Beispiele für Machine Learning (maschinelles Lernen) in der Logistik, wie Lastwagen eine Brücke überquerenMuster in Lieferkettendaten werden häufig mit Hilfe des maschinellen Lernens entdeckt, indem man sich auf Algorithmen stützt, die schnell die einflussreichsten Faktoren ermitteln können. Der Algorithmus und die Logistikunternehmen, die ihn einsetzen, können schnell große, unterschiedliche Datensätze analysieren und so die Genauigkeit der Nachfrageprognosen verbessern. Im kollaborativen Lieferketten- und Logistiksegment hilft das Machine Learning, die Frachtkosten zu senken, die Lieferleistung der Lieferanten zu verbessern und das Lieferantenrisiko zu verringern.

Die Digitalisierung der logistischen Planung durch Machine Learning kann dabei helfen, unvorhergesehene Umstände vorherzusehen und so die Wahrscheinlichkeit von Missgeschicken bei der Lieferung von Waren zu verringern. In der Logistikbranche ersetzt maschinelles Lernen die komplexen Schritte der Planung und Disposition, arbeitet mit größerer Genauigkeit und Effizienz und rationalisiert so die Prozesse.

Vorteile des Machine Learnings in der Logistik

Wie bereits erwähnt, gibt es zahlreiche Möglichkeiten, wie das maschinelle Lernen der Logistik zugute kommen kann. Bei der Analyse mit Hilfe von Algorithmen lassen sich anhand von Mustern in den Lieferkettendaten häufig die einflussreichsten Faktoren für den Betrieb erkennen. Der gesamte Prozess wird mit maschinellen Lernlösungen effizienter und profitabler, und hier erfahren Sie, wie:

Erkennung von Schäden

Die Erkennung von Schäden bei Fahrzeugkontrollen in der Logistikkette ist ein vorgeschriebenes Verfahren. Manuelle Kontrollen können fehleranfällig sein. Aus diesem Grund geht die Logistikbranche rasch zu unbemannten Verfahren über.

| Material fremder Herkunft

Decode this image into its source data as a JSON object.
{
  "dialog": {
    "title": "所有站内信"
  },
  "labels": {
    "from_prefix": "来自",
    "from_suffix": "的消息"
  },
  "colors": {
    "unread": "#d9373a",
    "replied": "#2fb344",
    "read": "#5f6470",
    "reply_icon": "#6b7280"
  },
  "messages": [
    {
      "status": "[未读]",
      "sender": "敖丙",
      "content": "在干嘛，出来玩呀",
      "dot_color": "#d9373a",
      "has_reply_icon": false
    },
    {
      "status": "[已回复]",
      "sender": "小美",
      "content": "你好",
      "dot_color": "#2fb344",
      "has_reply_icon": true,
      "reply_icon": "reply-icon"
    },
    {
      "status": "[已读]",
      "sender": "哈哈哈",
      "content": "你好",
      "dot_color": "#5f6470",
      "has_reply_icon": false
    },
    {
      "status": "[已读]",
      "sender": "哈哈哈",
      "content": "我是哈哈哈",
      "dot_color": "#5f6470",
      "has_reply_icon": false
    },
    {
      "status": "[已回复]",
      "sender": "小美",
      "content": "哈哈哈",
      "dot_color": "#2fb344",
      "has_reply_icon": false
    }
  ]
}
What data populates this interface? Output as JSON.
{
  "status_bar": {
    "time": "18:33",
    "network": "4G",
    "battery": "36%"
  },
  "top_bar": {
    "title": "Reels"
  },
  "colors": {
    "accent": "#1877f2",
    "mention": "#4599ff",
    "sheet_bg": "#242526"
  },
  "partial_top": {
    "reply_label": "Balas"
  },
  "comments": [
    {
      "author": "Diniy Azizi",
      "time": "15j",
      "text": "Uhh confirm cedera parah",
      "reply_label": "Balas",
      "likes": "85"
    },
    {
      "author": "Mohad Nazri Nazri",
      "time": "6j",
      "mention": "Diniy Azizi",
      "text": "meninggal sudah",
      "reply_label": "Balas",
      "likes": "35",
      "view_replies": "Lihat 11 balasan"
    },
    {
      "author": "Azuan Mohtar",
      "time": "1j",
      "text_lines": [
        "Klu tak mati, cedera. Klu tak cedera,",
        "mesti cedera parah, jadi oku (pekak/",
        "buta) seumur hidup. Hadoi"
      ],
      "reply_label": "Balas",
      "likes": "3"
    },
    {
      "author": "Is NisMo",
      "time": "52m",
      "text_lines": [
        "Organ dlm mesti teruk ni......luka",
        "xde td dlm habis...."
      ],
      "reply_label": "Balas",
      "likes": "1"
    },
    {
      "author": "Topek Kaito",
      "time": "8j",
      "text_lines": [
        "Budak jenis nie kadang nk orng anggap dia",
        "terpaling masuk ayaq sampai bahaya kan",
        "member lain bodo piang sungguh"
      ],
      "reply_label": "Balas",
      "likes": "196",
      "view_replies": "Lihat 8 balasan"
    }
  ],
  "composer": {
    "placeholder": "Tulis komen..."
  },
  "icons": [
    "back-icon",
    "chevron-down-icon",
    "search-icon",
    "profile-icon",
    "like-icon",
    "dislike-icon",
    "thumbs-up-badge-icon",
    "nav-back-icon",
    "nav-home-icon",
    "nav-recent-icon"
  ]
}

Unternehmen profitieren von einem präzisen Versandprozess dank KI-basierter automatischer Fahrzeugschadenerkennung. Die Spediteure nutzen die Bildverarbeitung, um dank Computer Vision und KI-Algorithmen Schäden zu erkennen. Mit dieser Objekterkennungstechnik können Logistikunternehmen das Ausmaß des Schadens bestimmen. Sie kann Ihnen auch sagen, um welche Art von Schaden es sich handelt, so dass zukünftige Verluste vermieden werden können.

Drohnen in der Zustellung

Drohnen haben die Logistikbranche verändert, insbesondere für Pharmaunternehmen, die Produkte mit kurzer Haltbarkeit ausliefern. Ein weiterer wichtiger Vorteil des Einsatzes von Drohnen bei der Zustellung sind die geringeren Kosten. Drohnen sind in der Anschaffung und Wartung kostengünstiger als herkömmliche Transportmittel für die Zustellung auf der letzten Meile. Da sie batteriebetrieben sind, brauchen sie außerdem keinen Treibstoff. Da sie außerdem autonom sind, werden auch die Arbeitskosten gesenkt.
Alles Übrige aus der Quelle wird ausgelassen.